Solokov's guide to roasting peppers of all flavors.
You will need:
Peppers (your choice of variety)
A cookie cooling rack
A paper bag (VERY IMPORTANT)
A knife with a wide flat edge
Cutting board.
So you want to make a "fire roasted" pepper like a pro now? Here's what you do, get yourself a pepper. Bell pepper, anaheim, jalepeno? it doesn't matter. Cut it open, remove the stem ribs and seeds. Into the trash that goes.
Now set your oven on broil and get a cookie cooling rack ready, place the peppers skin side up on the rack and pop it in the oven once it's too temperature. What you're going for is to blacken the skin, all of it on the pepper. Don't leave it in too long otherwise you'll start to dry out the flesh. A little smoke is not a bad thing.
Now pull the rack out, use some tongs. and drop those pepper pieces into the bag, roll it up and set it aside until the peppers have cooled down enough to touch.
Now, take the peppers out, lay them out on the cutting board skin side up.
Take the knife and use the flat dull side (not the cutting edge) and scrape along the skin. It will slough off like paper (if it doesn't you didn't broil the peppers long enough, but that's ok so long as your knife is sharp and your cuts are steady).

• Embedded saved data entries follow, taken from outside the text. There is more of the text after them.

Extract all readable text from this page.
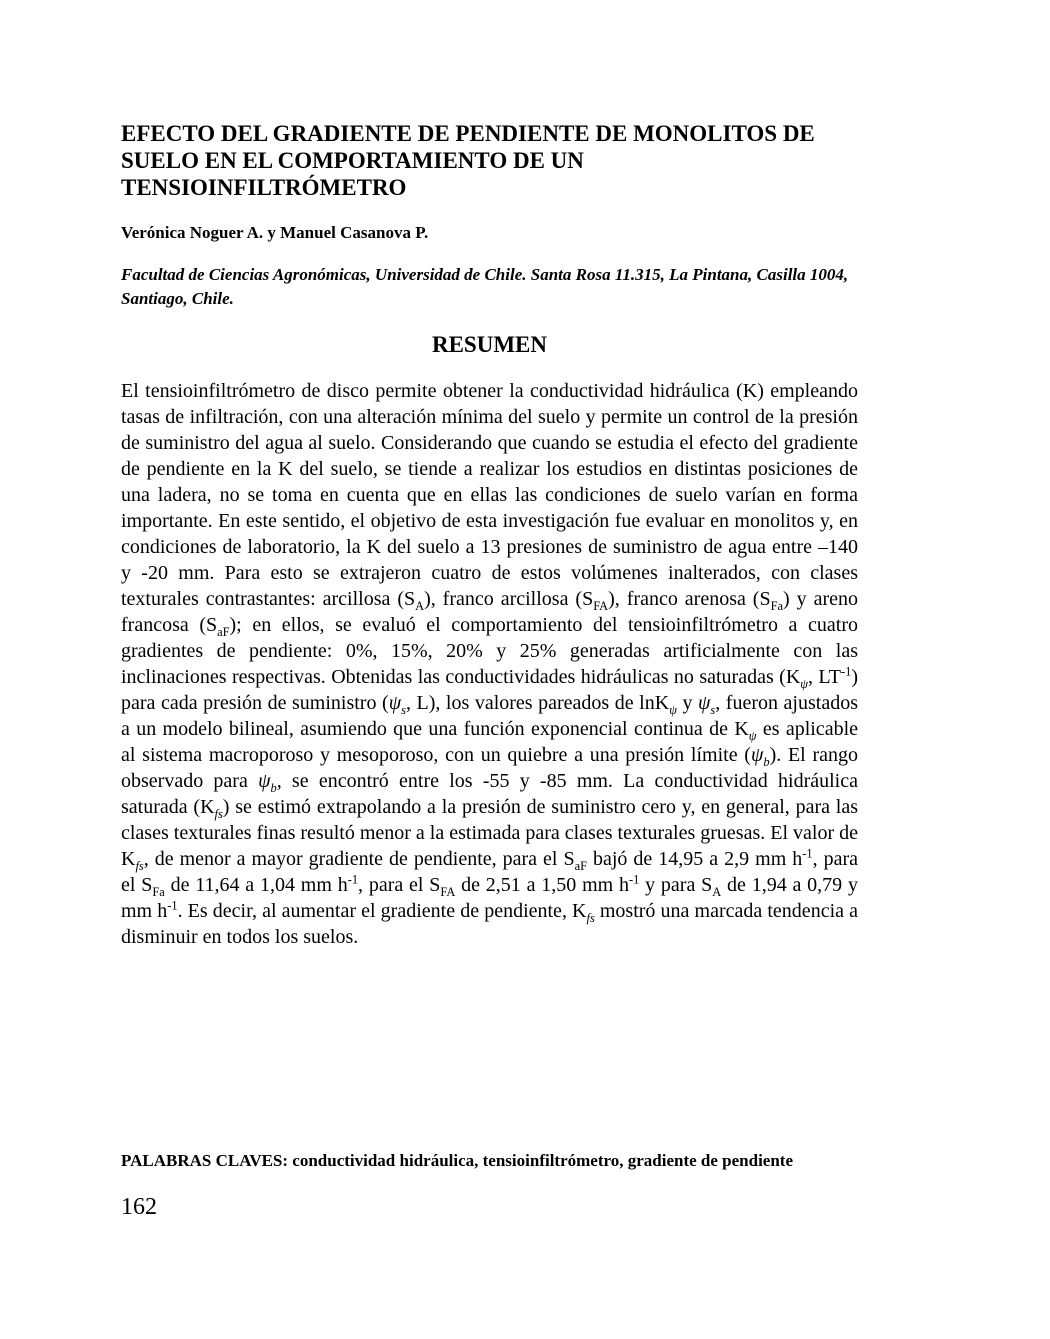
EFECTO DEL GRADIENTE DE PENDIENTE DE MONOLITOS DE SUELO EN EL COMPORTAMIENTO DE UN TENSIOINFILTRÓMETRO
Verónica Noguer A. y Manuel Casanova P.
Facultad de Ciencias Agronómicas, Universidad de Chile. Santa Rosa 11.315, La Pintana, Casilla 1004, Santiago, Chile.
RESUMEN
El tensioinfiltrómetro de disco permite obtener la conductividad hidráulica (K) empleando tasas de infiltración, con una alteración mínima del suelo y permite un control de la presión de suministro del agua al suelo. Considerando que cuando se estudia el efecto del gradiente de pendiente en la K del suelo, se tiende a realizar los estudios en distintas posiciones de una ladera, no se toma en cuenta que en ellas las condiciones de suelo varían en forma importante. En este sentido, el objetivo de esta investigación fue evaluar en monolitos y, en condiciones de laboratorio, la K del suelo a 13 presiones de suministro de agua entre –140 y -20 mm. Para esto se extrajeron cuatro de estos volúmenes inalterados, con clases texturales contrastantes: arcillosa $(S_A)$, franco arcillosa $(S_{FA})$, franco arenosa $(S_{Fa})$ y areno francosa $(S_{aF})$; en ellos, se evaluó el comportamiento del tensioinfiltrómetro a cuatro gradientes de pendiente: 0%, 15%, 20% y 25% generadas artificialmente con las inclinaciones respectivas. Obtenidas las conductividades hidráulicas no saturadas ($K_\psi$, $LT^{-1}$) para cada presión de suministro ($\psi_s$, L), los valores pareados de lnK$_\psi$ y $\psi_s$, fueron ajustados a un modelo bilineal, asumiendo que una función exponencial continua de $K_\psi$ es aplicable al sistema macroporoso y mesoporoso, con un quiebre a una presión límite $(\psi_b)$. El rango observado para $\psi_b$, se encontró entre los -55 y -85 mm. La conductividad hidráulica saturada $(K_{fs})$ se estimó extrapolando a la presión de suministro cero y, en general, para las clases texturales finas resultó menor a la estimada para clases texturales gruesas. El valor de $K_{fs}$, de menor a mayor gradiente de pendiente, para el $S_{aF}$ bajó de 14,95 a 2,9 mm $h^{-1}$, para el $S_{Fa}$ de 11,64 a 1,04 mm $h^{-1}$, para el $S_{FA}$ de 2,51 a 1,50 mm $h^{-1}$ y para $S_A$ de 1,94 a 0,79 y mm $h^{-1}$. Es decir, al aumentar el gradiente de pendiente, $K_{fs}$ mostró una marcada tendencia a disminuir en todos los suelos.
PALABRAS CLAVES: conductividad hidráulica, tensioinfiltrómetro, gradiente de pendiente
162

Trash the skin and then dice up the peppers as you see fit.
Now the reason you remove the skin after broiling it is because most peppers have a waxy layer in the skin that adds a bitterness to the pepper, and is part of the reason why a surprising amount of people do not like bell peppers because that bitterness bites, AND plays submarine during digestion so you'll burp up a bit of that bitterness for quite a while after the meal.